Monthly concentration time series of the seasonal component extracted by STL regression method for selected parameters (1997 to 2017). The selected parameters are representative for the groups identified by PCA (Fig. 2b)
Anthropogenic group and nutrients
The seasonal variation of the concentrations of the elements of the anthropogenic group shows a moderate negative relationship to the precipitation, together with the nitrogen species (Fig. 2b). Although different emission sources could be expected, the seasonal patterns are very similar for all heavy metals and over all sites, except for Ni and Cd. Most of the heavy metals and the nitrogen species show a concentration maximum around April to May, corresponding very well with the precipitation minimum during this time (Fig. 5). While the concentration minima around October to November is shifted in comparison to the precipitation maximum in August, the deposition fluxes are shifted according to the seasonal variation in precipitation, with highest deposition fluxes around June to July and lowest around February to March. The spatial and seasonal behavior of Hg is not related to the other metals, but there is a weak to moderate relation to pH and DOC (Fig. 2a, b). The amplitude of the concentrations and deposition fluxes of the heavy metals and nitrogen species is in a narrow range of + / − 30 to 48% of the average. This range is in accordance with amplitude of the seasonal variation of the precipitation of + / − 30% (Fig. 2b).

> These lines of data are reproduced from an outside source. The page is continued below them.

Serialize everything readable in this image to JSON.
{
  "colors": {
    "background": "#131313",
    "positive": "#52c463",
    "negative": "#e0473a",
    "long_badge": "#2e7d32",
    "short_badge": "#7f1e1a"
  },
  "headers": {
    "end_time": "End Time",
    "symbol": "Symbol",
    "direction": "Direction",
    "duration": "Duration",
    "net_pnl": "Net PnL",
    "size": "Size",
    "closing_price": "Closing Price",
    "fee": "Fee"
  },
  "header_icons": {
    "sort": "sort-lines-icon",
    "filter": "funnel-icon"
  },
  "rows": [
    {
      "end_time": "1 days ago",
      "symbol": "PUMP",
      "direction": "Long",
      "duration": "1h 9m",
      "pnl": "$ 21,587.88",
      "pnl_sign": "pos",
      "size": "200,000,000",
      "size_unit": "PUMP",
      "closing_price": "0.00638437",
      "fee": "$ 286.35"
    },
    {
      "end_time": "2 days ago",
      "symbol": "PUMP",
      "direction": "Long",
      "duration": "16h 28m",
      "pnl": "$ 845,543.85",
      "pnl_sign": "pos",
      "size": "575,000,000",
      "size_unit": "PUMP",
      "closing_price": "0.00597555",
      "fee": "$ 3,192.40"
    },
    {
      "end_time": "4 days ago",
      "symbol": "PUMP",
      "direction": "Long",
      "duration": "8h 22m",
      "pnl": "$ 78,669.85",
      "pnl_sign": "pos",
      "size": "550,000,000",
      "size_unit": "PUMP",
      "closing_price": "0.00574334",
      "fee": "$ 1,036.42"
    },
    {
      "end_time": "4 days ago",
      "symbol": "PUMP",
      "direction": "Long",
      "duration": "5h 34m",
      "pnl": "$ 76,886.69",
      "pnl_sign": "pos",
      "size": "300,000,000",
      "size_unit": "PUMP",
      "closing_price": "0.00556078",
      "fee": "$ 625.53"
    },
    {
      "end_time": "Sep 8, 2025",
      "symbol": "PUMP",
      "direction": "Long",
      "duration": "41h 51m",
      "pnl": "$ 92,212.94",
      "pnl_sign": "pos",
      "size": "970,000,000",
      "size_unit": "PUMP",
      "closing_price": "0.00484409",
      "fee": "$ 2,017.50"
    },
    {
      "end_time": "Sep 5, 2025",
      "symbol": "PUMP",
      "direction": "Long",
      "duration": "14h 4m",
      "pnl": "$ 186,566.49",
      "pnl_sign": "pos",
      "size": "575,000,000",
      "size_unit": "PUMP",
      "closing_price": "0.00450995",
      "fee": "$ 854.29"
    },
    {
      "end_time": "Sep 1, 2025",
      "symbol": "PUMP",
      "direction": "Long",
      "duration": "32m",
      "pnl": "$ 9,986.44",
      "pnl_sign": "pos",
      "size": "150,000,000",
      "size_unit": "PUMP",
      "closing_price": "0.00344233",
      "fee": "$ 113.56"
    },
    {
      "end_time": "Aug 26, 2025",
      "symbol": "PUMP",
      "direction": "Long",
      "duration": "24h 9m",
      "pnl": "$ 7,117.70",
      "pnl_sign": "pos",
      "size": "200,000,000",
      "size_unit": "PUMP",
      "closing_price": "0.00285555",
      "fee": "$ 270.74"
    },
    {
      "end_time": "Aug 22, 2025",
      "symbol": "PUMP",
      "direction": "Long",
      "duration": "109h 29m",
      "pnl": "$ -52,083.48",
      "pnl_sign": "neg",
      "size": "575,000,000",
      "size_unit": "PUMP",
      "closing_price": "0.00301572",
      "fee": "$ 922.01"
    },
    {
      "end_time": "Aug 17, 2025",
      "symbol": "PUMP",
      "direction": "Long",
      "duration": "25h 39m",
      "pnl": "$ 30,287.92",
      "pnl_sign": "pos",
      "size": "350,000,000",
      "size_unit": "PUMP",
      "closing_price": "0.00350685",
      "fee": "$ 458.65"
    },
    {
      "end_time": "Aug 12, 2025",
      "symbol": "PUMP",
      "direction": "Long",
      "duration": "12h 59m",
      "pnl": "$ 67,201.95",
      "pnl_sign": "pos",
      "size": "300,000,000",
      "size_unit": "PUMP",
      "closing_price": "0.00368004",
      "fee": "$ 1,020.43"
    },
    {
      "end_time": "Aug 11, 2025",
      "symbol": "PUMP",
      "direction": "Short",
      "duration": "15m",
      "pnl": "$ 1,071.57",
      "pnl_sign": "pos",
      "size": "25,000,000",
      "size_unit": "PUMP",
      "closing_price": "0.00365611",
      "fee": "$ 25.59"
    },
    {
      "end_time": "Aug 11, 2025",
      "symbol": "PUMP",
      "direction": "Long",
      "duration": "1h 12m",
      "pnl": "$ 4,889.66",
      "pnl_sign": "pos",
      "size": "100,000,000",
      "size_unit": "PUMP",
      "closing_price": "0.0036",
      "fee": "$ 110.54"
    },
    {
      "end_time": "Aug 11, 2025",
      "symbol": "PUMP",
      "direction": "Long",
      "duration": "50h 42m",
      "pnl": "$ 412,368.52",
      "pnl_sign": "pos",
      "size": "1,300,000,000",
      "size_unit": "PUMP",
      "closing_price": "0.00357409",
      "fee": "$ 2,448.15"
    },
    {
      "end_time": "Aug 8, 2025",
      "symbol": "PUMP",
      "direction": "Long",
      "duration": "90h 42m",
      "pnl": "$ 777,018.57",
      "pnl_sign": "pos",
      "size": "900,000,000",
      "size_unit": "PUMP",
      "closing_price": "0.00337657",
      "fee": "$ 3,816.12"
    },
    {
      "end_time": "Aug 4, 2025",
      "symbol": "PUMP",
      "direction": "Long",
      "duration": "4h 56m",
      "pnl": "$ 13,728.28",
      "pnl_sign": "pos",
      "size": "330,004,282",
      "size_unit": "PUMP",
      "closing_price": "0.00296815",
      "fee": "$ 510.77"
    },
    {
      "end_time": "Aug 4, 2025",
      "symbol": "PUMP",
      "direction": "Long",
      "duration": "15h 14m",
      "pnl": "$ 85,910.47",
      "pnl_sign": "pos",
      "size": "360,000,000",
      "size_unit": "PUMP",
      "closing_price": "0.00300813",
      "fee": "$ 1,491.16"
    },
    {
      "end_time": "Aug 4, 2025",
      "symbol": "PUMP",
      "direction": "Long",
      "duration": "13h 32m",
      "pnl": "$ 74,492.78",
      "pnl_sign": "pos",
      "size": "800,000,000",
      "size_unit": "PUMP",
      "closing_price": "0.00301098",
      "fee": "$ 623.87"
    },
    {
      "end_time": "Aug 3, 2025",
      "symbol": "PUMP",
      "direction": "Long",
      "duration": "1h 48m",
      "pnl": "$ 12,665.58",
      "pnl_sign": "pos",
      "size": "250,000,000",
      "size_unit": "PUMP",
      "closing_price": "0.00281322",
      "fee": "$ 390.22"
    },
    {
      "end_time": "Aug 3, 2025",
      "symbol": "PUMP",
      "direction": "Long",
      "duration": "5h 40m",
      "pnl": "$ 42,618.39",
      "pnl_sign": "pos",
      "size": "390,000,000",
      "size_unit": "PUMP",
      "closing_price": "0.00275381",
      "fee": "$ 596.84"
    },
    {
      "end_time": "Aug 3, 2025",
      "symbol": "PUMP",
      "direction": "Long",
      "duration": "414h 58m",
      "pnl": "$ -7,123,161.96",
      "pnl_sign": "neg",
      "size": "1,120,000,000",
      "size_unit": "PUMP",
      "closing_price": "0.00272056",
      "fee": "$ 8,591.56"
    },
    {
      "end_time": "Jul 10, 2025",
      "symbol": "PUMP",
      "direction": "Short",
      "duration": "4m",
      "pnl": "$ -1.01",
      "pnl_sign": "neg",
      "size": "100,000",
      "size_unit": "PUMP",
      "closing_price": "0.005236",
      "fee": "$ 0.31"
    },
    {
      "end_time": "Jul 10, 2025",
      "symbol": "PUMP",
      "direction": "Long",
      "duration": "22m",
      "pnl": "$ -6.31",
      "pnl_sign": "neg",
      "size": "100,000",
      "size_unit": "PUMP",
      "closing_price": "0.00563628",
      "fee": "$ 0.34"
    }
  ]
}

The results of the PCA indicate that the precipitation is one important factor to describe the seasonal patterns of the anthropogenic group. Beside meteorological factors, seasonal patterns of the emissions may play an important role. According to the forward selection, monthly averaged precipitation and NH3 emission time series were used as explanatory variables in a multiple regression model to estimate ammonia concentration in precipitation (p-value < 0.001, Fig. 6c). High ammonia concentrations in April and May are favored by low precipitation and high agricultural NH3 emissions during this time, due to slurry application (Wagner et al., 2017) (Fig. 6a, b), while high NH3 emissions in August are compensated by high precipitation, resulting in falling ammonia concentrations until the minima in November to December is reached. According to the results of the variation partitioning, the seasonal variation of the ammonia concentrations is dominated by the seasonal patterns of the emission (60%), although the precipitation has a considerable part on the seasonality with 17% of the total variation explained.
Fig. 6.
Results of the modelling of the seasonal component of the NH4+-N concentrations. a Standardized predictor variables: monthly averaged precipitation and NH4+-emission data. b Measured and predicted NH4+-N concentrations of the seasonal component (standardized). c Summary table of the regression models results. d Venn diagrams displaying the results of the variation partitioning analysis. The size of the diagrams is scaled to the total variance explained
The seasonal patterns of total P showed a relatively strong variation from site to site, emphasizing the potential importance of local effects like agricultural management and wind patterns on the total P concentrations and deposition fluxes.
pH and H+ deposition flux
The seasonal variation of the pH was also strongly correlated with the seasonal development of the NH4+/nssSO42− ratio (Pearson correlation r = 0.86, p < 0.05). The pH in precipitation reached its maximum of 6.5 together with the NH4+/nssSO42− ratio of 2.7 in April to May. In spring, NH3 emissions were at their maximum and the available amount of NH4+ to neutralize SO42− is twice as high as in winter, leading to highest pH values during the year. The minimum of the NH4+/nssSO42− ratio was reached in December with 1.4. During winter, the SO2 emissions were elevated, because of the heating period, and agricultural ammonia emissions were at their minimum, leading to lowest pH values of 5.4 during the year.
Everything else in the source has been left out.